This invention relates to an improved device for spreading asphalt into ruts, and a center area between the ruts, of a worn, paved road.
Older paved roads often develop ruts in the paving after prolonged use. Before the road can be resurfaced, the ruts need to be filled and the area between the ruts built-up to present a relatively level surface for repaving. In the past this has often been accomplished by using a conventional road grader which rolls hot asphalt, placed on the road before the blade, into the ruts. The blade smooths out an area as the blade passes over the asphalt. This has not been an entirely satisfactory solution in the past for several reasons. First, a conventional road grader, which has a blade slanted across a road, directs some of the asphalt being spread to the side of the road. This excess asphalt must be picked up someway to be used again. Second, the bottom of the blade, when the grader is moving forward, scoops upwardly which lifts the hot asphalt up and away from the road. This action does little to break up clods in the asphalt.
Several inventions have suggested using wings at the ends of the blade to keep the material churning in front of the blade without sliding out the rearward end, for instance see U.S. Pat. Nos. 523,134, 3,028,698, and 4,936,392. These inventions all suffer from the same problem when spreading asphalt: they have a surface near the bottom of the blade inclined rearwardly above a groundplane, which surface tends to lift dirt as well as asphalt as the blade is moved forward, a motion which does not break up clods in the asphalt; they have no mechanism to divert asphalt across the entire front of the blade; and they cannot be precisely controlled as to their height above the groundplane.

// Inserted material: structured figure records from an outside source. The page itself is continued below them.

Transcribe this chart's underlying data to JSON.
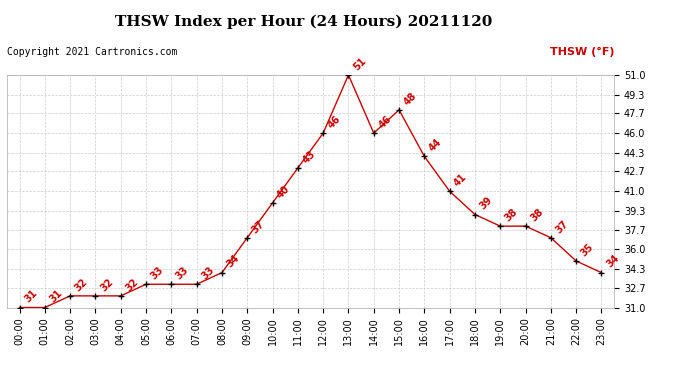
{
  "title": "THSW Index per Hour (24 Hours) 20211120",
  "copyright": "Copyright 2021 Cartronics.com",
  "legend_label": "THSW (°F)",
  "hours": [
    0,
    1,
    2,
    3,
    4,
    5,
    6,
    7,
    8,
    9,
    10,
    11,
    12,
    13,
    14,
    15,
    16,
    17,
    18,
    19,
    20,
    21,
    22,
    23
  ],
  "values": [
    31,
    31,
    32,
    32,
    32,
    33,
    33,
    33,
    34,
    37,
    40,
    43,
    46,
    51,
    46,
    48,
    44,
    41,
    39,
    38,
    38,
    37,
    35,
    34
  ],
  "xlabels": [
    "00:00",
    "01:00",
    "02:00",
    "03:00",
    "04:00",
    "05:00",
    "06:00",
    "07:00",
    "08:00",
    "09:00",
    "10:00",
    "11:00",
    "12:00",
    "13:00",
    "14:00",
    "15:00",
    "16:00",
    "17:00",
    "18:00",
    "19:00",
    "20:00",
    "21:00",
    "22:00",
    "23:00"
  ],
  "yticks": [
    31.0,
    32.7,
    34.3,
    36.0,
    37.7,
    39.3,
    41.0,
    42.7,
    44.3,
    46.0,
    47.7,
    49.3,
    51.0
  ],
  "ylim": [
    31.0,
    51.0
  ],
  "line_color": "#cc0000",
  "marker_color": "#000000",
  "label_color": "#cc0000",
  "title_color": "#000000",
  "copyright_color": "#000000",
  "legend_color": "#cc0000",
  "bg_color": "#ffffff",
  "grid_color": "#cccccc",
  "title_fontsize": 11,
  "axis_fontsize": 7,
  "label_fontsize": 7,
  "copyright_fontsize": 7,
  "legend_fontsize": 8
}
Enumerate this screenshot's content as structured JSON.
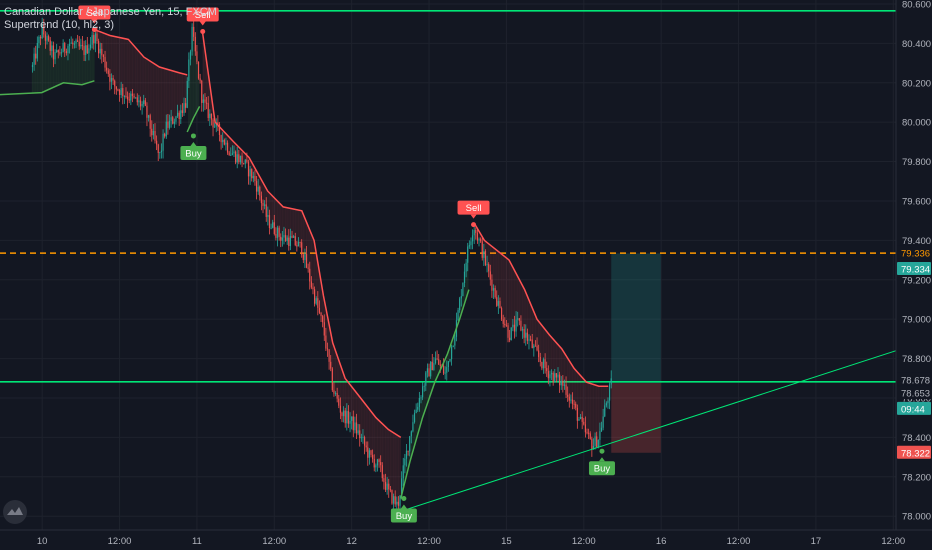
{
  "legend": {
    "symbol": "Canadian Dollar / Japanese Yen, 15, FXCM",
    "indicator": "Supertrend (10, hl2, 3)"
  },
  "colors": {
    "background": "#131722",
    "grid": "#1e222d",
    "candle_up": "#26a69a",
    "candle_down": "#ef5350",
    "supertrend_up": "#4caf50",
    "supertrend_down": "#ff5252",
    "trendline": "#00e676",
    "horizontal_level": "#00e676",
    "dashed_level": "#ff9800",
    "target_zone": "rgba(38,166,154,0.22)",
    "stop_zone": "rgba(239,83,80,0.24)"
  },
  "chart_data": {
    "type": "candlestick",
    "title": "Canadian Dollar / Japanese Yen, 15, FXCM",
    "indicator": "Supertrend (10, hl2, 3)",
    "y_axis": {
      "ticks": [
        "80.600",
        "80.400",
        "80.200",
        "80.000",
        "79.800",
        "79.600",
        "79.400",
        "79.200",
        "79.000",
        "78.800",
        "78.600",
        "78.400",
        "78.200",
        "78.000"
      ],
      "range": [
        77.93,
        80.62
      ],
      "position": "right"
    },
    "x_axis": {
      "ticks": [
        {
          "label": "10",
          "t": 0.0625
        },
        {
          "label": "12:00",
          "t": 0.5625
        },
        {
          "label": "11",
          "t": 1.0625
        },
        {
          "label": "12:00",
          "t": 1.5625
        },
        {
          "label": "12",
          "t": 2.0625
        },
        {
          "label": "12:00",
          "t": 2.5625
        },
        {
          "label": "15",
          "t": 3.0625
        },
        {
          "label": "12:00",
          "t": 3.5625
        },
        {
          "label": "16",
          "t": 4.0625
        },
        {
          "label": "12:00",
          "t": 4.5625
        },
        {
          "label": "17",
          "t": 5.0625
        },
        {
          "label": "12:00",
          "t": 5.5625
        }
      ],
      "range": [
        -0.21,
        5.58
      ]
    },
    "price_path": [
      [
        0.0,
        80.28
      ],
      [
        0.06,
        80.47
      ],
      [
        0.14,
        80.33
      ],
      [
        0.24,
        80.4
      ],
      [
        0.34,
        80.36
      ],
      [
        0.4,
        80.44
      ],
      [
        0.52,
        80.19
      ],
      [
        0.62,
        80.13
      ],
      [
        0.72,
        80.08
      ],
      [
        0.82,
        79.82
      ],
      [
        0.86,
        79.97
      ],
      [
        0.95,
        80.05
      ],
      [
        0.99,
        80.1
      ],
      [
        1.03,
        80.46
      ],
      [
        1.1,
        80.1
      ],
      [
        1.18,
        79.98
      ],
      [
        1.28,
        79.85
      ],
      [
        1.36,
        79.8
      ],
      [
        1.44,
        79.7
      ],
      [
        1.52,
        79.5
      ],
      [
        1.6,
        79.42
      ],
      [
        1.67,
        79.4
      ],
      [
        1.74,
        79.36
      ],
      [
        1.82,
        79.12
      ],
      [
        1.88,
        78.95
      ],
      [
        1.94,
        78.65
      ],
      [
        2.0,
        78.52
      ],
      [
        2.06,
        78.48
      ],
      [
        2.12,
        78.4
      ],
      [
        2.18,
        78.3
      ],
      [
        2.24,
        78.25
      ],
      [
        2.3,
        78.12
      ],
      [
        2.36,
        78.05
      ],
      [
        2.4,
        78.25
      ],
      [
        2.46,
        78.5
      ],
      [
        2.54,
        78.7
      ],
      [
        2.6,
        78.8
      ],
      [
        2.67,
        78.72
      ],
      [
        2.74,
        78.98
      ],
      [
        2.8,
        79.3
      ],
      [
        2.85,
        79.48
      ],
      [
        2.9,
        79.36
      ],
      [
        2.96,
        79.2
      ],
      [
        3.02,
        79.05
      ],
      [
        3.08,
        78.92
      ],
      [
        3.14,
        78.98
      ],
      [
        3.2,
        78.9
      ],
      [
        3.26,
        78.82
      ],
      [
        3.32,
        78.74
      ],
      [
        3.38,
        78.7
      ],
      [
        3.44,
        78.66
      ],
      [
        3.5,
        78.55
      ],
      [
        3.56,
        78.44
      ],
      [
        3.62,
        78.36
      ],
      [
        3.66,
        78.4
      ],
      [
        3.7,
        78.55
      ],
      [
        3.74,
        78.67
      ]
    ],
    "supertrend_segments": [
      {
        "trend": "up",
        "points": [
          [
            -0.21,
            80.14
          ],
          [
            0.06,
            80.15
          ],
          [
            0.2,
            80.2
          ],
          [
            0.32,
            80.19
          ],
          [
            0.4,
            80.21
          ]
        ]
      },
      {
        "trend": "down",
        "points": [
          [
            0.4,
            80.47
          ],
          [
            0.5,
            80.44
          ],
          [
            0.62,
            80.42
          ],
          [
            0.72,
            80.33
          ],
          [
            0.82,
            80.28
          ],
          [
            0.95,
            80.25
          ],
          [
            1.0,
            80.24
          ]
        ]
      },
      {
        "trend": "up",
        "points": [
          [
            1.0,
            79.95
          ],
          [
            1.04,
            80.02
          ],
          [
            1.08,
            80.08
          ]
        ]
      },
      {
        "trend": "down",
        "points": [
          [
            1.1,
            80.45
          ],
          [
            1.18,
            80.0
          ],
          [
            1.3,
            79.9
          ],
          [
            1.4,
            79.82
          ],
          [
            1.52,
            79.65
          ],
          [
            1.62,
            79.57
          ],
          [
            1.74,
            79.55
          ],
          [
            1.82,
            79.4
          ],
          [
            1.88,
            79.12
          ],
          [
            1.94,
            78.88
          ],
          [
            2.02,
            78.7
          ],
          [
            2.12,
            78.6
          ],
          [
            2.22,
            78.5
          ],
          [
            2.3,
            78.44
          ],
          [
            2.38,
            78.4
          ]
        ]
      },
      {
        "trend": "up",
        "points": [
          [
            2.38,
            78.09
          ],
          [
            2.44,
            78.28
          ],
          [
            2.52,
            78.5
          ],
          [
            2.6,
            78.68
          ],
          [
            2.68,
            78.82
          ],
          [
            2.76,
            79.0
          ],
          [
            2.82,
            79.15
          ]
        ]
      },
      {
        "trend": "down",
        "points": [
          [
            2.86,
            79.48
          ],
          [
            2.92,
            79.4
          ],
          [
            3.0,
            79.35
          ],
          [
            3.08,
            79.3
          ],
          [
            3.18,
            79.15
          ],
          [
            3.26,
            79.0
          ],
          [
            3.34,
            78.92
          ],
          [
            3.42,
            78.85
          ],
          [
            3.5,
            78.75
          ],
          [
            3.58,
            78.68
          ],
          [
            3.66,
            78.66
          ],
          [
            3.72,
            78.66
          ]
        ]
      }
    ],
    "signals": [
      {
        "label": "Sell",
        "type": "sell",
        "t": 0.4,
        "price": 80.47
      },
      {
        "label": "Buy",
        "type": "buy",
        "t": 1.04,
        "price": 79.93
      },
      {
        "label": "Sell",
        "type": "sell",
        "t": 1.1,
        "price": 80.46
      },
      {
        "label": "Sell",
        "type": "sell",
        "t": 2.85,
        "price": 79.48
      },
      {
        "label": "Buy",
        "type": "buy",
        "t": 2.4,
        "price": 78.09
      },
      {
        "label": "Buy",
        "type": "buy",
        "t": 3.68,
        "price": 78.33
      }
    ],
    "horizontal_lines": [
      {
        "price": 80.565,
        "style": "solid",
        "color": "#00e676"
      },
      {
        "price": 78.682,
        "style": "solid",
        "color": "#00e676"
      },
      {
        "price": 79.335,
        "style": "dashed",
        "color": "#ff9800"
      }
    ],
    "trendline": {
      "from": [
        2.36,
        78.02
      ],
      "to": [
        5.58,
        78.84
      ]
    },
    "position": {
      "t_start": 3.74,
      "t_end": 4.06,
      "entry": 78.676,
      "target": 79.334,
      "stop": 78.322
    },
    "price_tags": [
      {
        "label": "79.336",
        "price": 79.336,
        "bg": "none",
        "color": "#ff9800"
      },
      {
        "label": "79.334",
        "price": 79.255,
        "bg": "#26a69a",
        "color": "#ffffff"
      },
      {
        "label": "78.678",
        "price": 78.692,
        "bg": "none",
        "color": "#b2b5be"
      },
      {
        "label": "78.653",
        "price": 78.625,
        "bg": "none",
        "color": "#b2b5be"
      },
      {
        "label": "09:44",
        "price": 78.545,
        "bg": "#26a69a",
        "color": "#ffffff"
      },
      {
        "label": "78.322",
        "price": 78.322,
        "bg": "#ef5350",
        "color": "#ffffff"
      }
    ]
  }
}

In other situations, several patents have addressed the problem of distributing on-coming material across the blade by using a wedge-shaped center portion which can divert material to either side of the blade across the entire front of the blade, for instance see U.S. Pat. Nos. 4,991,662 and 5,392,864. Again in these inventions, the bottom surface of the blade is shaped to have a perpendicular surface or a surface inclined forwardly and making an obtuse angle with the groundplane in the forward direction in order to pick up material off the groundplane. This upwardly lifting surface does not favor breaking up clods in the asphalt. Both of these patents illustrate a wedge-shaped center portion that is fixedly attached to the blade with no adjustments being available to compensate for the blade's tilting either forward or backward relative to the prime mover.
In both of these references, the tilt of the blade determines the amount of material escaping under the blade. There is no structure provided to allow for different amounts of asphalt to be distributed on the ground surface along the length of the blade.
None of the patents listed above shows any means to precisely control the space between the blade and the groundplane. When prime movers are shown in these patents, the patents illustrate mechanisms for adjusting the height of the blade using pivoting arms extending between the prime mover and the attached blade. Height of the blade above the groundplane is thus determined by the instantaneous position, springiness, and inflation of the tires of the prime mover. Errors in height adjustment are magnified by the extended distances between the tires of the prime mover and the bottom of the blade. It can be easily seen that more precision is need when laying asphalt.